Oleh: Desy Selviana
(Pustakawan)
Sulawesi Selatan merupakan wilayah yang tidak hanya dikenal karena kekayaan geografisnya, tetapi juga karena keberagaman tradisi dan nilai budaya yang masih bertahan dalam kehidupan masyarakatnya.
Kabupaten Pangkajene dan Kepulauan (Pangkep) menjadi salah satu wilayah yang menjaga berbagai bentuk kearifan lokal.
Tiga di antaranya: accera timbusu, passaungan tau, dan mappalili, menjadi bukti bagaimana manusia Pangkep menjalin ikatan yang mendalam dengan alam, leluhur, dan sesamanya.
Di Kampung Parangluara, Desa Bantimurung, masyarakat masih menjaga sebuah tradisi sakral bernama accera timbusu. Dalam bahasa Makassar, cera berarti darah dan timbusu berarti mata air. Tradisi ini bermakna “memberi darah kepada mata air” sebagai bentuk syukur dan penghormatan kepada sumber kehidupan.
Setiap sepuluh tahun sekali, warga menyembelih seekor sapi di mata air yang dianggap keramat. Mereka percaya, ritual ini dapat mendatangkan keberkahan, mencegah bencana, dan menyuburkan tanah.
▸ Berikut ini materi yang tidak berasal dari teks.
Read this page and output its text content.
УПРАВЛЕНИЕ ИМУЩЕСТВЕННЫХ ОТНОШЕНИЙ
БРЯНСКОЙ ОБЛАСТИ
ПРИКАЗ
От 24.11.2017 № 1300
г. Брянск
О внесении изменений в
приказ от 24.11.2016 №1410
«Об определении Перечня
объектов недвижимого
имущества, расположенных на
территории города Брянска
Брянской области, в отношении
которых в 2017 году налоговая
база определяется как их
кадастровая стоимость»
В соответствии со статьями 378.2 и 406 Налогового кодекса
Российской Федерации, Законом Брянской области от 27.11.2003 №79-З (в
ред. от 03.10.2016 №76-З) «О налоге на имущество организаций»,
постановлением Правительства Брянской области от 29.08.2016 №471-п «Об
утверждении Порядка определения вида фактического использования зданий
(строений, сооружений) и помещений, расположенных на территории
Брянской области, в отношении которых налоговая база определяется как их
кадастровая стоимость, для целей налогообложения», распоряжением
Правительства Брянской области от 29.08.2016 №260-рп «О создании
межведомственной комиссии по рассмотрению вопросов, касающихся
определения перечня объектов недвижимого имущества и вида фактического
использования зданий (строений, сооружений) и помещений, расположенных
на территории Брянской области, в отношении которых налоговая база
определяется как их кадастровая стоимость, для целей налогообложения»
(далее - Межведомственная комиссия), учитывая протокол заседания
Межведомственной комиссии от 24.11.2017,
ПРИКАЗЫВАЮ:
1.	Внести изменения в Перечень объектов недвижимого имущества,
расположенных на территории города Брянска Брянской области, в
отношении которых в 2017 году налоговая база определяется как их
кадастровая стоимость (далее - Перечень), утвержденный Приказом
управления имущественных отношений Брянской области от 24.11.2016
Ritual ini tak selalu dilakukan tepat waktu, sebab pelaksanaannya bergantung pada kesiapan dan gotong royong warga. Terkadang, warga yang baru pulang dari rantau turut menyumbang demi menjaga keberlangsungan adat. Setelah accera timbusu digelar, masyarakat melihat perubahan: tanah menjadi lebih subur, longsor jarang terjadi, dan air hujan membawa pasir ke sawah yang justru menyuburkan lahan.
Beranjak ke Kampung Belae, Kelurahan Biraeng, tradisi menyelesaikan konflik secara adat dikenal sebagai passaungan tau. Awalnya, perselisihan diselesaikan melalui musyawarah di gua bernama Leang Camming Kana, yang berarti “cermin perkataan”.
Jika tidak ditemukan titik temu, pertarungan dilakukan secara ritual di arena bernama passaungan, setelah kedua pihak dimandikan di sumur keberanian (bujung to barania).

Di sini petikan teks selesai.